Extremile (Daouia, Gijbels and Stupfler,2019) is a novel and coherent measure of risk, determined by weighted expectations rather than tail probabilities. It finds application in risk management, and, in contrast to quantiles, it fulfills the axioms of consistency, taking into account the severity of tail losses. However, existing studies (Daouia, Gijbels and Stupfler,2019,2022) on extremile involve unknown distribution functions, making it challenging to obtain a root n-consistent estimator for unknown parameters in linear extremile regression. This article introduces a new definition of linear extremile regression and its estimation method, where the estimator is root n-consistent. Additionally, while the analysis of unlabeled data for extremes presents a significant challenge and is currently a topic of great interest in machine learning for various classification problems, we have developed a semi-supervised framework for the proposed extremile regression using unlabeled data. This framework can also enhance estimation accuracy under model misspecification. Both simulations and real data analyses have been conducted to illustrate the finite sample performance of the proposed methods.

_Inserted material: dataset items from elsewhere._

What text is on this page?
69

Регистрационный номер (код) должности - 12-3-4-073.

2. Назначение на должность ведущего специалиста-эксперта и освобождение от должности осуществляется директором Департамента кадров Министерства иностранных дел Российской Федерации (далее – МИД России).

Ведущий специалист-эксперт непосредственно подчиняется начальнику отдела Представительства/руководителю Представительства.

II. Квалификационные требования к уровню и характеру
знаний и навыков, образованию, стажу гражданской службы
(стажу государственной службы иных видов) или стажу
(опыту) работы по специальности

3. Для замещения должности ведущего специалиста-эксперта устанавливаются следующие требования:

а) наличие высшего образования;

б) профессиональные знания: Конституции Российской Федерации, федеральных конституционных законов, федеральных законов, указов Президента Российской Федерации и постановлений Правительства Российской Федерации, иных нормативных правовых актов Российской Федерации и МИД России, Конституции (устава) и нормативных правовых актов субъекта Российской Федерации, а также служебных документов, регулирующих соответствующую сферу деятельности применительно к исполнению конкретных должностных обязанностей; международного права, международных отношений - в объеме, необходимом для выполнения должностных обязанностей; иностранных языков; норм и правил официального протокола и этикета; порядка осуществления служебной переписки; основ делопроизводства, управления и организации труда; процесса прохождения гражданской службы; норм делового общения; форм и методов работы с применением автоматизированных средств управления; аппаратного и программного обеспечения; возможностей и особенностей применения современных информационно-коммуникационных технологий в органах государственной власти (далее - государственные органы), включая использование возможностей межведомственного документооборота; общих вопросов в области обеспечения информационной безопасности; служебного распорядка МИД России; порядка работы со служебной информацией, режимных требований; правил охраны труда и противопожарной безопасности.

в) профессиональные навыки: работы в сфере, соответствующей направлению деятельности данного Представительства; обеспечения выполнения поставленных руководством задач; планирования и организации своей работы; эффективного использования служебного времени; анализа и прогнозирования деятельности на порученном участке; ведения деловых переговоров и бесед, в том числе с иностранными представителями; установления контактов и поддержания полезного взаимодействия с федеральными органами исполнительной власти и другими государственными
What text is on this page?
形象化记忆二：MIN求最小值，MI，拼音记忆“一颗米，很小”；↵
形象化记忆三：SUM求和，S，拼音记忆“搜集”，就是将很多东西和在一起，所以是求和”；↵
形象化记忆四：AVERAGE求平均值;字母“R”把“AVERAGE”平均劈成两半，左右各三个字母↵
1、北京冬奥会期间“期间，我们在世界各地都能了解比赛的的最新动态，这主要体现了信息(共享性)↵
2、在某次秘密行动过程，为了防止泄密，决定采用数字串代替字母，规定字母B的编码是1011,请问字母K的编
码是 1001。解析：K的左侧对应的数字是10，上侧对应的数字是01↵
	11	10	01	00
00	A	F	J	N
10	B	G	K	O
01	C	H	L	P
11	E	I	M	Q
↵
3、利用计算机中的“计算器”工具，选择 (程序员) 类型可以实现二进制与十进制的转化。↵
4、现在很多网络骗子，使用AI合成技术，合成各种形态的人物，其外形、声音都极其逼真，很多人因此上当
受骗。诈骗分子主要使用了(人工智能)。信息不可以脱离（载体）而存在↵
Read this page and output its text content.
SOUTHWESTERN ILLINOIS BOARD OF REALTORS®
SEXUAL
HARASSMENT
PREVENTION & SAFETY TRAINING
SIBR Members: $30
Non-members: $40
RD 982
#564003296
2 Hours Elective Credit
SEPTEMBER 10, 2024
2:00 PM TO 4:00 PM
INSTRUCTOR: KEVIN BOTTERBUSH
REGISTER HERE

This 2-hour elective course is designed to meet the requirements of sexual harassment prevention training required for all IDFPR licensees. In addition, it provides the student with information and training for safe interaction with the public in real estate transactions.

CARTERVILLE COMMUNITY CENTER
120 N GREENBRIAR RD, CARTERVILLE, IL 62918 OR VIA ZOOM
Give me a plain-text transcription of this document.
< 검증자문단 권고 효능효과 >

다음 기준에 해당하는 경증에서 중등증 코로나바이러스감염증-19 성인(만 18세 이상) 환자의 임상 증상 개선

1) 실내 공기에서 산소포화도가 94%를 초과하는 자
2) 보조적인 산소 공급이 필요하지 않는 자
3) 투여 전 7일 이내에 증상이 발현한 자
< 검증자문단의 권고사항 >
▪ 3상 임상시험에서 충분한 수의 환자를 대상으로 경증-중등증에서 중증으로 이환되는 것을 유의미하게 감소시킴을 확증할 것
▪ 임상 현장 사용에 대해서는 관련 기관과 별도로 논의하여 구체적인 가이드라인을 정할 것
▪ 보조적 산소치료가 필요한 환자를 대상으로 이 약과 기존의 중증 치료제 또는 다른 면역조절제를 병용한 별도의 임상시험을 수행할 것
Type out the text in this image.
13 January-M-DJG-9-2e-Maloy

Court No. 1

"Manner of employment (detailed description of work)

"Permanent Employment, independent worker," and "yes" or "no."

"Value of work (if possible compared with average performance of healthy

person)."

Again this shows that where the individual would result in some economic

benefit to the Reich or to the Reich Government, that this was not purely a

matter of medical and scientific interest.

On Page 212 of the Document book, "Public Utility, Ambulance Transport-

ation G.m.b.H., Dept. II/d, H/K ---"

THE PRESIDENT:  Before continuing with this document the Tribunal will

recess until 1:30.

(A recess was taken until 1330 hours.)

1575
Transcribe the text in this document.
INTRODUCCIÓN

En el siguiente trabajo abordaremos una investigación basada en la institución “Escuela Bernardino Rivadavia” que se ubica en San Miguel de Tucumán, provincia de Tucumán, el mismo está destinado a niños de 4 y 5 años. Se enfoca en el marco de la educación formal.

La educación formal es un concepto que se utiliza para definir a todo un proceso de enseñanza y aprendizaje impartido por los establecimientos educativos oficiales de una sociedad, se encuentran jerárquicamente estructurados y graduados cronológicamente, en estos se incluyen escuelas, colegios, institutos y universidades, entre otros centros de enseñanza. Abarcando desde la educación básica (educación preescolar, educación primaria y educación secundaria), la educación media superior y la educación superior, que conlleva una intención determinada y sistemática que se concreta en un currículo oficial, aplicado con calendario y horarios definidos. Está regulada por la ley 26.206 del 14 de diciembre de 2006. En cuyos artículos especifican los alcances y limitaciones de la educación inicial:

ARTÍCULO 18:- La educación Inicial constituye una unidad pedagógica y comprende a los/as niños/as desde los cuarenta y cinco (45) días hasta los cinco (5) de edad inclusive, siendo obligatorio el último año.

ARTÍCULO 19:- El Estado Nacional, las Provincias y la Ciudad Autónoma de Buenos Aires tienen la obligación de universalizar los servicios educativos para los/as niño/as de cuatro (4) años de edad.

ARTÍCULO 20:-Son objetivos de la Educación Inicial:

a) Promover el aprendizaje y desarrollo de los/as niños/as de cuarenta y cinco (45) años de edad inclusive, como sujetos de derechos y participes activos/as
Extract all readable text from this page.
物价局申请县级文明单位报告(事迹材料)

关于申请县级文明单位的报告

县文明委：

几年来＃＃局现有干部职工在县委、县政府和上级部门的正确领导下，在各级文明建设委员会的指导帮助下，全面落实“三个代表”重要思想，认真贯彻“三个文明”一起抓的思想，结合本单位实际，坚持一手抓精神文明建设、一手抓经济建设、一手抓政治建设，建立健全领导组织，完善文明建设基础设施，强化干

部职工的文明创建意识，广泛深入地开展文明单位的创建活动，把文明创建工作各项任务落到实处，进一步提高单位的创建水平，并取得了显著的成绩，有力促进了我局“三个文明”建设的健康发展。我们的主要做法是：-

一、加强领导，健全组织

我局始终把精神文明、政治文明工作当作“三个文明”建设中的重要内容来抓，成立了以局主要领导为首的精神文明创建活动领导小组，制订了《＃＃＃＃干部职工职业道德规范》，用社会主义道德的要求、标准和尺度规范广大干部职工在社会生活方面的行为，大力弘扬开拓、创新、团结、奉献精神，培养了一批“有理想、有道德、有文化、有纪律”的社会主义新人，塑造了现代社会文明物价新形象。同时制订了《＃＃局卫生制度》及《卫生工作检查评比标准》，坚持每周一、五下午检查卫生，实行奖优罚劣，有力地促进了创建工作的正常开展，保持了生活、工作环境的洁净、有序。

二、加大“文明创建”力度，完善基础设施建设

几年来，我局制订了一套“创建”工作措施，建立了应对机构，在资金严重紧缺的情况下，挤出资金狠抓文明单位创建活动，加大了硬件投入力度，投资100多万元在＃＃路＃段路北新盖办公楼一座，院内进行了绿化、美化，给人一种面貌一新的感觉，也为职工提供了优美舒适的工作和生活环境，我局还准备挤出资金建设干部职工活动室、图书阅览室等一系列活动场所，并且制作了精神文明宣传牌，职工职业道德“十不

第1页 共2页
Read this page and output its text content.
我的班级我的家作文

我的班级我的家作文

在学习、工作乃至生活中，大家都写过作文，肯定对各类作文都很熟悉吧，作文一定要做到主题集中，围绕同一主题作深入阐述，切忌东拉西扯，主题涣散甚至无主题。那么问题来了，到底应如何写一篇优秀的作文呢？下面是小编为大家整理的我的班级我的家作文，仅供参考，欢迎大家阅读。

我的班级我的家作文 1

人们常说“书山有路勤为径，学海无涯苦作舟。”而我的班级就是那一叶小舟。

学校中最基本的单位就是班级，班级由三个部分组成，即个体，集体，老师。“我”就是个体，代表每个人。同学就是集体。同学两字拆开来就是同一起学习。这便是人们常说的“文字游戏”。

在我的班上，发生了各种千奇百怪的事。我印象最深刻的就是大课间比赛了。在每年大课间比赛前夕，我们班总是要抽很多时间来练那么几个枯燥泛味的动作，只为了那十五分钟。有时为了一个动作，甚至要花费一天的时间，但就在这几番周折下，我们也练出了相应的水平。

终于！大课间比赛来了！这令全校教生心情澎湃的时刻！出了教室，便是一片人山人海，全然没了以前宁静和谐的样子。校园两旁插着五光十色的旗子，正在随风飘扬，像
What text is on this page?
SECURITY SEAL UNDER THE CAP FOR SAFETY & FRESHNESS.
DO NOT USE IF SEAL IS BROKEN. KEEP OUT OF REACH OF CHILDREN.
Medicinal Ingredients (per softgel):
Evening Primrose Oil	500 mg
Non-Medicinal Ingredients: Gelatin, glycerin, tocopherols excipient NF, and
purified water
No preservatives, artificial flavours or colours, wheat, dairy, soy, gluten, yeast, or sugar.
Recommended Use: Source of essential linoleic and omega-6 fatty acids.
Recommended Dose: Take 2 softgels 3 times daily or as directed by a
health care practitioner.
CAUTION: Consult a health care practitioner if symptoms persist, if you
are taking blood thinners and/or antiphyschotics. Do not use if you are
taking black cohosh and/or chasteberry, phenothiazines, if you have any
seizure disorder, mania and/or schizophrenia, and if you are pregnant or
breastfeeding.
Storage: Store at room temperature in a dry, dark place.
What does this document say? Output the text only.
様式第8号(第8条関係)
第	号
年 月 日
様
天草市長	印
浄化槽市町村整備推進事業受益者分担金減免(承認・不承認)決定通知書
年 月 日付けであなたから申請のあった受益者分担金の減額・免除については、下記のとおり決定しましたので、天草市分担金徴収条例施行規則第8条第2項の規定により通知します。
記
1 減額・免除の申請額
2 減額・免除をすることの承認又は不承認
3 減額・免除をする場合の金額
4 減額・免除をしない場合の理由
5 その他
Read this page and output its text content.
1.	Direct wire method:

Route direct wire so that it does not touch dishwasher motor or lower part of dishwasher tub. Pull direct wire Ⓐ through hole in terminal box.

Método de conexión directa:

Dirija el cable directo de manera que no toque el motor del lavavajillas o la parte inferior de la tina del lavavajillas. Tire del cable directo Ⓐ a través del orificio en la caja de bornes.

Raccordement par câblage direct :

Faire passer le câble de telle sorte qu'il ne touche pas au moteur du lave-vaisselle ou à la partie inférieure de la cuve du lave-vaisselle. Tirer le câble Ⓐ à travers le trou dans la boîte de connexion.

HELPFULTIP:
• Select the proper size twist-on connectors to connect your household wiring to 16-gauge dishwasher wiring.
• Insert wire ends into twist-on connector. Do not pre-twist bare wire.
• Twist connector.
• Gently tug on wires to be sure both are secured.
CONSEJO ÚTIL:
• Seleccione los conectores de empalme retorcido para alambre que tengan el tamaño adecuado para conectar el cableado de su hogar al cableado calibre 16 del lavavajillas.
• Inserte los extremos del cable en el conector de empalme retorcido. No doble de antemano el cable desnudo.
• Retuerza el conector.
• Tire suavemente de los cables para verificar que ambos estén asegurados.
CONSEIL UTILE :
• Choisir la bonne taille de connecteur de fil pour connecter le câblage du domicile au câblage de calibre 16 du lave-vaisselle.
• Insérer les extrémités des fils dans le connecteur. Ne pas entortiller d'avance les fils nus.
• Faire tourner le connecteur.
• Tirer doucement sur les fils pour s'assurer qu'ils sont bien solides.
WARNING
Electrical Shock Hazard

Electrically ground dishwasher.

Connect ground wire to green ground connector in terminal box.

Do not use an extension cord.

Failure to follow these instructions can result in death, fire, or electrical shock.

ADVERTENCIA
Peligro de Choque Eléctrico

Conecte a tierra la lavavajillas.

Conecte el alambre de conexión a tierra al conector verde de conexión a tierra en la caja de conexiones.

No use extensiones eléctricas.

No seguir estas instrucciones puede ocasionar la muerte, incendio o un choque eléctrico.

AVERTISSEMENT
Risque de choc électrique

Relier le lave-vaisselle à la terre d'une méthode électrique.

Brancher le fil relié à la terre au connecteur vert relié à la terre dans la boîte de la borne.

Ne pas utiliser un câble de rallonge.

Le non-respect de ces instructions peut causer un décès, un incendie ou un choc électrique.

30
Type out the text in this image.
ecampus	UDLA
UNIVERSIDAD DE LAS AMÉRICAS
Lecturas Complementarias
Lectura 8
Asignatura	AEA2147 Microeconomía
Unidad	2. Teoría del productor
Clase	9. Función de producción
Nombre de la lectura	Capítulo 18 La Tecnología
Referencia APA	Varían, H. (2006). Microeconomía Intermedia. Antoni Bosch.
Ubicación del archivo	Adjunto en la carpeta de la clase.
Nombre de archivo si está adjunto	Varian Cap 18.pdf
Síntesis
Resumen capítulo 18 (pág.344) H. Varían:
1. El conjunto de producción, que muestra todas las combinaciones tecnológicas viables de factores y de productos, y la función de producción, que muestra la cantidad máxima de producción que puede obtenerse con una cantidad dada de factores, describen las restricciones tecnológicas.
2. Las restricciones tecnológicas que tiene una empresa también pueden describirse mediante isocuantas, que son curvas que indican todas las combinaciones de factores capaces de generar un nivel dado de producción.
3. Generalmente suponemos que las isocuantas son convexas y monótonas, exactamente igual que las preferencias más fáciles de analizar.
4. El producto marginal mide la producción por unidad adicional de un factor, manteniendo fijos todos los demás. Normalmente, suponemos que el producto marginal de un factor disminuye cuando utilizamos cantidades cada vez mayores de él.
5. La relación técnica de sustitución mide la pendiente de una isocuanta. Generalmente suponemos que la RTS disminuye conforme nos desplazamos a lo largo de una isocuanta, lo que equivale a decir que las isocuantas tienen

翻译：极值分位数（Daouia, Gijbels and Stupfler,2019）是一种新颖且一致的风险度量指标，它由加权期望而非尾部概率决定。该指标在风险管理中具有应用价值，与分位数不同，它满足一致性公理，能够考虑尾部损失的严重性。然而，现有关于极值分位数的研究（Daouia, Gijbels and Stupfler,2019,2022）涉及未知分布函数，使得在线性极值分位数回归中难以获得未知参数的根n一致估计量。本文提出了一种线性极值分位数回归的新定义及其估计方法，所得到的估计量具有根n一致性。此外，针对极端值的无标签数据分析构成重大挑战，且当前是机器学习中各类分类问题备受关注的研究热点，我们基于无标签数据为所提出的极值分位数回归开发了一个半监督框架。该框架还能在模型误设情况下提高估计精度。通过模拟实验和实际数据分析，验证了所提方法在有限样本下的表现。